We derive the leading-power singular terms at three loops for both $q_T$ and 0-jettiness, $\cal{T}_0$, for generic color-singlet processes. Our results provide the complete set of differential subtraction terms for $q_T$ and $\cal{T}_0$ subtractions at N$^3$LO, which are an important ingredient for matching N$^3$LO calculations with parton showers. We obtain the full three-loop structure of the relevant beam and soft functions, which are necessary ingredients for the resummation of $q_T$ and $\cal{T}_0$ at N$^3$LL$'$ and N$^4$LL order, and which constitute important building blocks in other contexts as well. The nonlogarithmic boundary coefficients of the beam functions, which contribute to the integrated subtraction terms, are not yet fully known at three loops. By exploiting consistency relations between different factorization limits, we derive results for the $q_T$ and $\cal{T}_0$ beam function coefficients at N$^3$LO in the $z\to 1$ threshold limit, and we also estimate the size of the unknown terms beyond threshold.

Figures (8)

• Figure 1: Residual scale dependence of the integrated resummed $\mathcal{T}_0$ soft function for $i = q$ (left) and $i = g$ (right). Shown are the relative deviations from the NNLL$'$ result $S_{i,\mathrm{cut}}^\mathrm{central}$ at the central scale $\mu_S = \mathcal{T}_\mathrm{cut}$.
• Figure 2: Residual scale dependence of the resummed integrated $\mathcal{T}_N$ beam function for $i = d$ (top left), $u$ (top right), $\bar{d}$ (bottom left), and $g$ (bottom right). Shown are the relative deviations from the NNLL$'$ result $B_{i,\mathrm{cut}}^\mathrm{central}$ at the central scale $\mu_B = \sqrt{t_\mathrm{cut}}$.
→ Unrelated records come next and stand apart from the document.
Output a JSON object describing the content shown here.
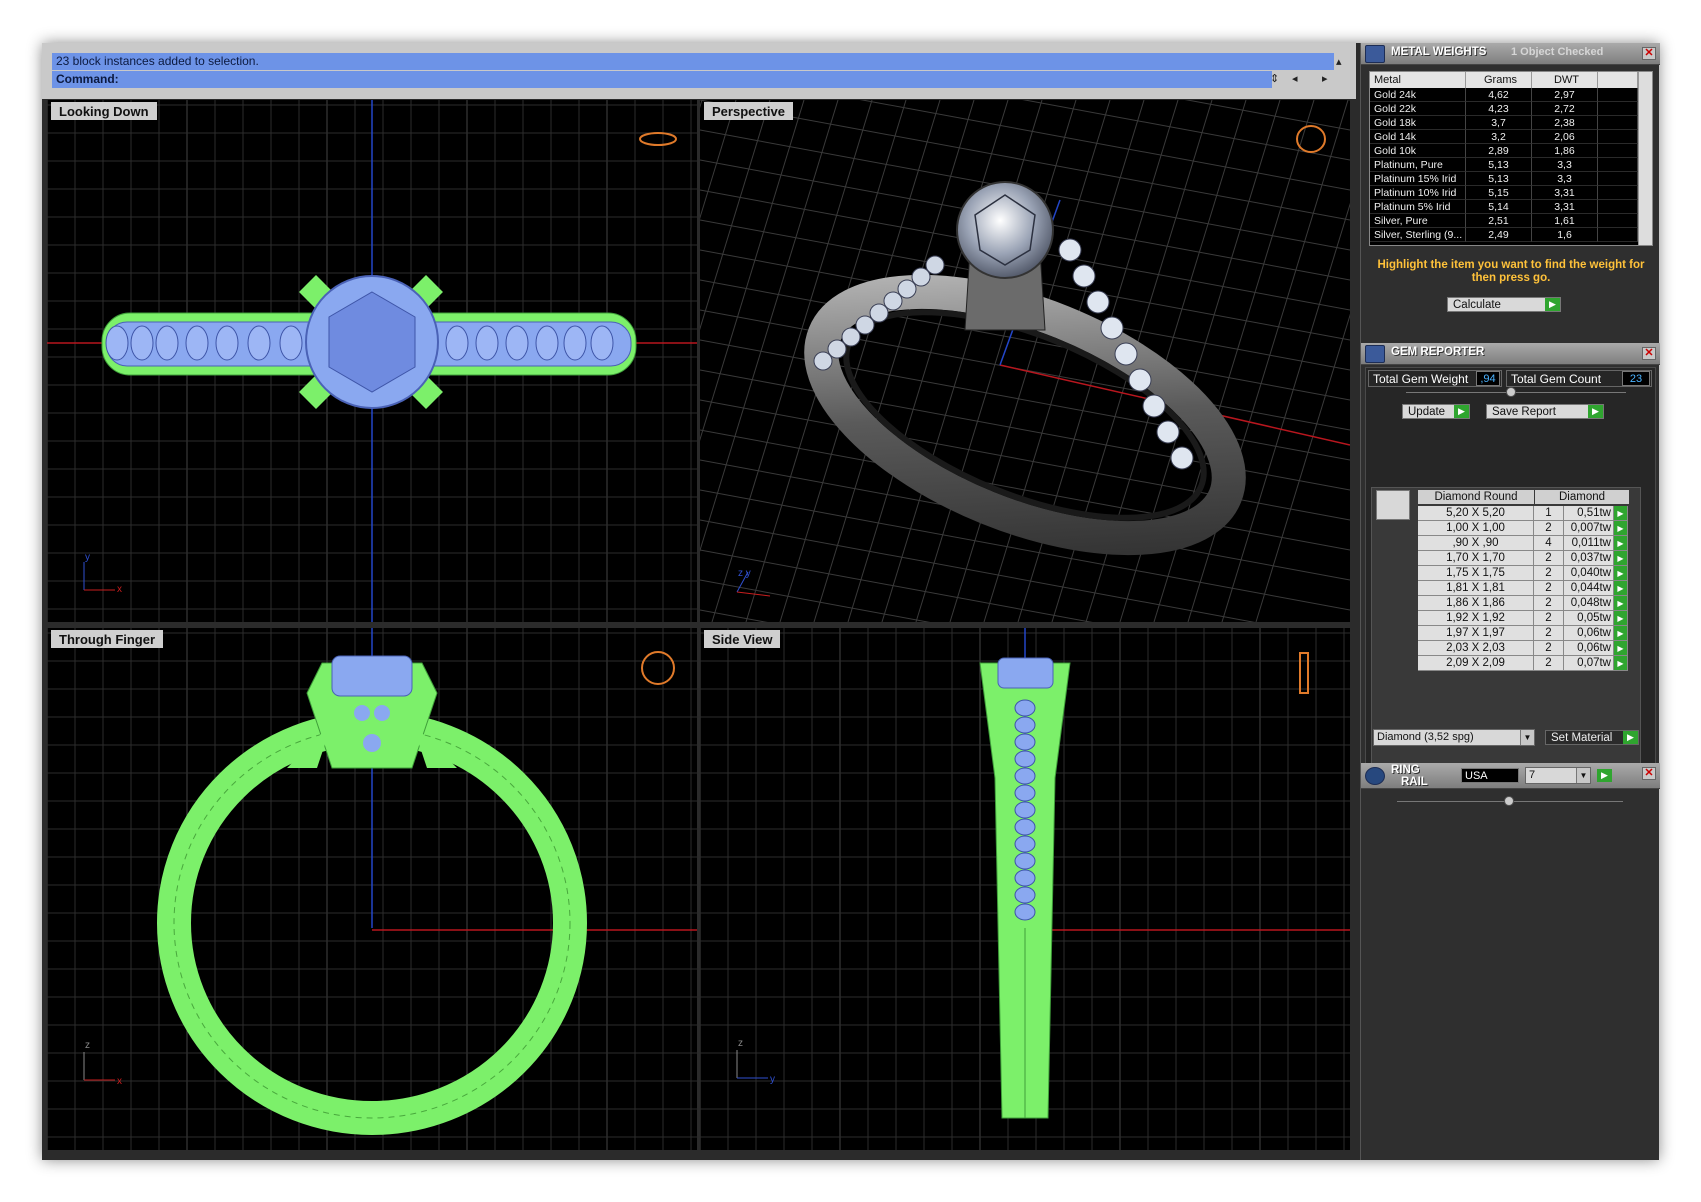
{
  "command": {
    "status": "23 block instances added to selection.",
    "prompt": "Command:"
  },
  "viewports": {
    "top": "Looking Down",
    "perspective": "Perspective",
    "front": "Through Finger",
    "side": "Side View"
  },
  "metal_weights": {
    "title": "METAL WEIGHTS",
    "subtitle": "1 Object Checked",
    "columns": [
      "Metal",
      "Grams",
      "DWT"
    ],
    "rows": [
      [
        "Gold 24k",
        "4,62",
        "2,97"
      ],
      [
        "Gold 22k",
        "4,23",
        "2,72"
      ],
      [
        "Gold 18k",
        "3,7",
        "2,38"
      ],
      [
        "Gold 14k",
        "3,2",
        "2,06"
      ],
      [
        "Gold 10k",
        "2,89",
        "1,86"
      ],
      [
        "Platinum, Pure",
        "5,13",
        "3,3"
      ],
      [
        "Platinum 15% Irid",
        "5,13",
        "3,3"
      ],
      [
        "Platinum 10% Irid",
        "5,15",
        "3,31"
      ],
      [
        "Platinum 5% Irid",
        "5,14",
        "3,31"
      ],
      [
        "Silver, Pure",
        "2,51",
        "1,61"
      ],
      [
        "Silver, Sterling (9...",
        "2,49",
        "1,6"
      ]
    ],
    "note": "Highlight the item you want to find the weight for then press go.",
    "calculate_label": "Calculate"
  },
  "gem_reporter": {
    "title": "GEM REPORTER",
    "total_weight_label": "Total Gem Weight",
    "total_weight": ",94",
    "total_count_label": "Total Gem Count",
    "total_count": "23",
    "update_label": "Update",
    "save_label": "Save Report",
    "col_shape": "Diamond Round",
    "col_material": "Diamond",
    "rows": [
      [
        "5,20 X 5,20",
        "1",
        "0,51tw"
      ],
      [
        "1,00 X 1,00",
        "2",
        "0,007tw"
      ],
      [
        ",90 X ,90",
        "4",
        "0,011tw"
      ],
      [
        "1,70 X 1,70",
        "2",
        "0,037tw"
      ],
      [
        "1,75 X 1,75",
        "2",
        "0,040tw"
      ],
      [
        "1,81 X 1,81",
        "2",
        "0,044tw"
      ],
      [
        "1,86 X 1,86",
        "2",
        "0,048tw"
      ],
      [
        "1,92 X 1,92",
        "2",
        "0,05tw"
      ],
      [
        "1,97 X 1,97",
        "2",
        "0,06tw"
      ],
      [
        "2,03 X 2,03",
        "2",
        "0,06tw"
      ],
      [
        "2,09 X 2,09",
        "2",
        "0,07tw"
      ]
    ],
    "material_select": "Diamond    (3,52 spg)",
    "set_material_label": "Set Material"
  },
  "ring_rail": {
    "title_line1": "RING",
    "title_line2": "RAIL",
    "standard": "USA",
    "size": "7"
  },
  "colors": {
    "wire_green": "#7cf06a",
    "gem_blue": "#8aa8f0",
    "accent_orange": "#ffc23a",
    "command_blue": "#6d93e7"
  }
}
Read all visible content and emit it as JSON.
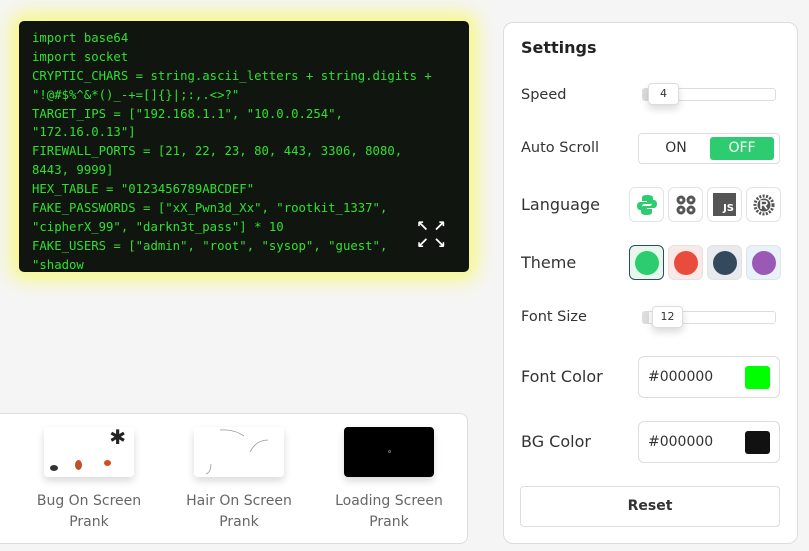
{
  "code": {
    "lines": [
      " ",
      "import base64",
      "import socket",
      "CRYPTIC_CHARS = string.ascii_letters + string.digits +",
      "\"!@#$%^&*()_-+=[]{}|;:,.<>?\"",
      "TARGET_IPS = [\"192.168.1.1\", \"10.0.0.254\",",
      "\"172.16.0.13\"]",
      "FIREWALL_PORTS = [21, 22, 23, 80, 443, 3306, 8080,",
      "8443, 9999]",
      "HEX_TABLE = \"0123456789ABCDEF\"",
      "FAKE_PASSWORDS = [\"xX_Pwn3d_Xx\", \"rootkit_1337\",",
      "\"cipherX_99\", \"darkn3t_pass\"] * 10",
      "FAKE_USERS = [\"admin\", \"root\", \"sysop\", \"guest\",",
      "\"shadow"
    ]
  },
  "settings": {
    "title": "Settings",
    "speed_label": "Speed",
    "speed": "4",
    "auto_scroll_label": "Auto Scroll",
    "on": "ON",
    "off": "OFF",
    "language_label": "Language",
    "js": "JS",
    "theme_label": "Theme",
    "themes": [
      "#2ecc71",
      "#e74c3c",
      "#34495e",
      "#9b59b6"
    ],
    "font_size_label": "Font Size",
    "font_size": "12",
    "font_color_label": "Font Color",
    "font_color_value": "#000000",
    "font_color_swatch": "#00ff00",
    "bg_color_label": "BG Color",
    "bg_color_value": "#000000",
    "bg_color_swatch": "#111111",
    "reset": "Reset"
  },
  "pranks": [
    {
      "line1": "Bug On Screen",
      "line2": "Prank"
    },
    {
      "line1": "Hair On Screen",
      "line2": "Prank"
    },
    {
      "line1": "Loading Screen",
      "line2": "Prank"
    }
  ]
}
• Figure 3: Comparison of the full beam function coefficients to their leading eikonal (LP) and next-to-eikonal (NLP) expansion at NLO (top) and NNLO (bottom). The $u$-quark channel is shown on the left and the gluon channel on the right. In each case we also show the sum of all nondiagonal partonic channels for comparison.
• Figure 4: Approximate ansatzes for the NNLO (top) and N$^3$LO (bottom) kernels, in the $u$-quark (left) and gluon (right) channels.
• Figure 5: Residual scale dependence of the resummed $q_T$ soft function in Fourier space for $i = q$ (left) and $i = g$ (right). Shown are the relative deviations from the NNLL$'$ result $\tilde{S}_i^\mathrm{central}$ at the central scales $(\mu_S, \nu_S) = (\mu, \nu) = (b_0/b_T, b_0/b_T)$.